I’ve scoured the support site and most areas online looking for any way to grab performance metrics for monitoring. Is this possible?

Ideally any of the following:

  • Utilization percentage of the whole card (or individual MX3 Chips)
  • Temperature of the board and or chips
  • Power consumption
  • Throughput
  • Latency

I’m looking to create a custom Prometheus exporter to monitor the performance of the 2 MX3 M.2 cards I have installed.

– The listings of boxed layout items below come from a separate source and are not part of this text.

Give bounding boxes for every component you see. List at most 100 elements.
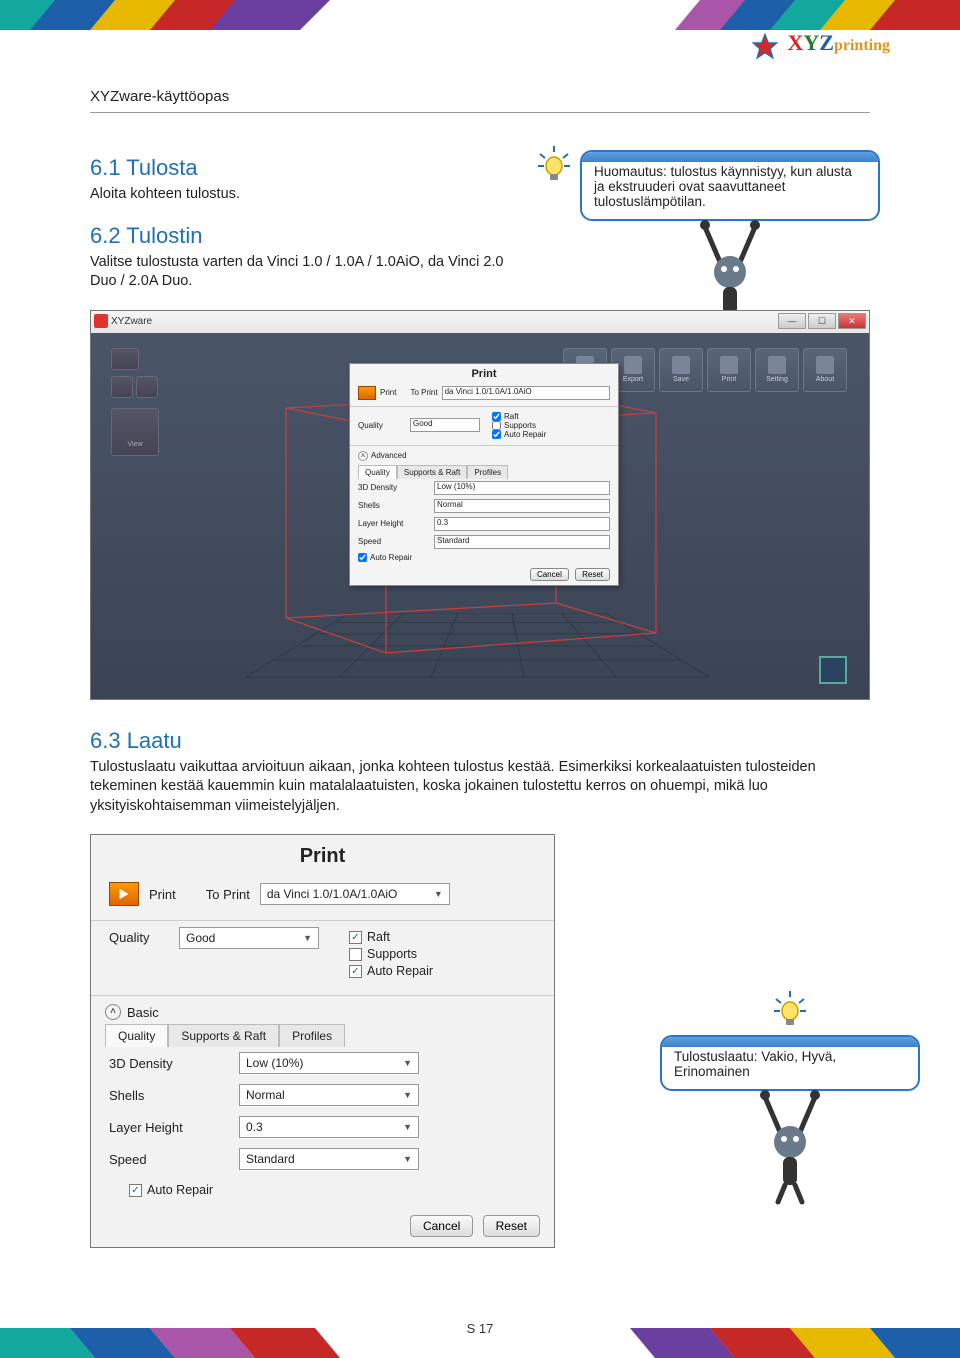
tab-supports-raft-big[interactable]: Supports & Raft: [168, 1024, 279, 1047]
axis-indicator-icon: [819, 656, 847, 684]
tool-minus-icon[interactable]: [111, 376, 133, 398]
tool-plus-icon[interactable]: [136, 376, 158, 398]
basic-toggle[interactable]: ˄Basic: [91, 996, 554, 1024]
quality-label-big: Quality: [109, 927, 169, 945]
close-button[interactable]: ✕: [838, 313, 866, 329]
app-icon: [94, 314, 108, 328]
window-controls: — ☐ ✕: [778, 313, 866, 329]
speed-select[interactable]: Standard: [434, 535, 610, 549]
chevron-down-icon: ▼: [403, 1154, 412, 1164]
supports-checkbox[interactable]: Supports: [492, 421, 546, 430]
lightbulb-icon: [534, 144, 574, 184]
left-toolbar: View: [111, 348, 159, 456]
save-icon: [672, 356, 690, 374]
body-6-2: Valitse tulostusta varten da Vinci 1.0 /…: [90, 253, 520, 292]
dialog-title-big: Print: [91, 835, 554, 876]
cancel-button[interactable]: Cancel: [530, 568, 569, 581]
decorative-ribbon-top: [0, 0, 960, 30]
tab-profiles-big[interactable]: Profiles: [279, 1024, 345, 1047]
build-platform-grid: [246, 613, 709, 679]
raft-checkbox[interactable]: Raft: [492, 412, 546, 421]
info-icon: [816, 356, 834, 374]
printer-select[interactable]: da Vinci 1.0/1.0A/1.0AiO: [442, 386, 610, 400]
layer-height-label-big: Layer Height: [109, 1120, 229, 1135]
auto-repair-checkbox[interactable]: Auto Repair: [492, 430, 546, 439]
auto-repair-checkbox-big[interactable]: ✓Auto Repair: [349, 964, 433, 978]
density-select-big[interactable]: Low (10%)▼: [239, 1052, 419, 1074]
tab-supports-raft[interactable]: Supports & Raft: [397, 465, 467, 479]
print-dialog-large: Print Print To Print da Vinci 1.0/1.0A/1…: [90, 834, 555, 1248]
print-dialog-small: Print Print To Print da Vinci 1.0/1.0A/1…: [349, 363, 619, 586]
tab-quality[interactable]: Quality: [358, 465, 397, 479]
minimize-button[interactable]: —: [778, 313, 806, 329]
print-label: Print: [380, 388, 396, 397]
view-cube[interactable]: View: [111, 408, 159, 456]
setting-button[interactable]: Setting: [755, 348, 799, 392]
lightbulb-icon: [770, 989, 810, 1029]
to-print-label-big: To Print: [206, 887, 250, 902]
chevron-down-icon: ▼: [303, 933, 312, 943]
print-button[interactable]: Print: [707, 348, 751, 392]
gear-icon: [768, 356, 786, 374]
xyzware-screenshot: XYZware — ☐ ✕ View Import Export Save P: [90, 310, 870, 700]
speed-label: Speed: [358, 537, 428, 546]
shells-label-big: Shells: [109, 1088, 229, 1103]
tab-quality-big[interactable]: Quality: [105, 1024, 168, 1047]
tip-2-text: Tulostuslaatu: Vakio, Hyvä, Erinomainen: [674, 1049, 906, 1079]
reset-button[interactable]: Reset: [575, 568, 610, 581]
density-select[interactable]: Low (10%): [434, 481, 610, 495]
advanced-toggle[interactable]: ˄Advanced: [350, 449, 618, 463]
heading-6-3: 6.3 Laatu: [90, 728, 880, 754]
auto-repair-checkbox-2[interactable]: Auto Repair: [358, 553, 412, 562]
layer-height-select[interactable]: 0.3: [434, 517, 610, 531]
chevron-down-icon: ▼: [403, 1090, 412, 1100]
quality-select[interactable]: Good: [410, 418, 480, 432]
speed-select-big[interactable]: Standard▼: [239, 1148, 419, 1170]
layer-height-label: Layer Height: [358, 519, 428, 528]
guide-title: XYZware-käyttöopas: [90, 88, 229, 105]
chevron-down-icon: ▼: [403, 1122, 412, 1132]
chevron-up-icon: ˄: [105, 1004, 121, 1020]
shells-label: Shells: [358, 501, 428, 510]
body-6-3: Tulostuslaatu vaikuttaa arvioituun aikaa…: [90, 758, 880, 817]
density-label: 3D Density: [358, 483, 428, 492]
shells-select[interactable]: Normal: [434, 499, 610, 513]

Any advice you have would be appreciated!

Update:

I found where the temperature and utilization is stored under:

|/sys/memx0/temperature|Current NPU temperature (°C)|

|/sys/memx0/utilization|Real-time NPU usage (%)|

I’m assuming those are all the performance metrics available at this time?

Hi there!

The utilization is at /sys/memx{0,1}/utilization. But note that this number represents MX3 “pipeline fullness” percent, not the percent of utilized compute/memory units on the chips, which is information known offline by the Compiler instead.

Temperature info can be found both in /sys/memx0/temperature (and /sys/memx1/temperature for the 2nd card). It is also in the Linux hwmon subsystem, so they should show up as a sensor, like CPU temps, in commands such as sensors.

Power consumption unfortunately isn’t self-reported and needs to be measured externally. We do have a different M.2 module option with power measurement capability, but it’s not in production yet.

Throughput measurements, in terms of MB/s sending to and from the module, are available by adding a debug flag to the module parameters: fs_debug_en=1. So for example, you can add the line: memx_cascade_plus_pcie fs_debug_en=1 to the /etc/modules file.

Latency is measured at the application level in our case, by taking differences between timestamps, so I don’t think there would be a way to universally share this info with Prometheus.


So in summary:

  • Temperature: yes, via linux sensors or /sys/memx*/temperature
  • Utilization: yes, via /sys/memx*/utilization, but note it means “pipeline fullness” and not “compute unit activity”
  • Power: not yet
  • Throughput: yes, via /sys/memx*/throughput (needs module flag)
  • Latency: no, reported by applications
1 Like

Thanks so much Tim for your response. Looking forward to testing and benchmarking. I’ll report back here if I have any other questions!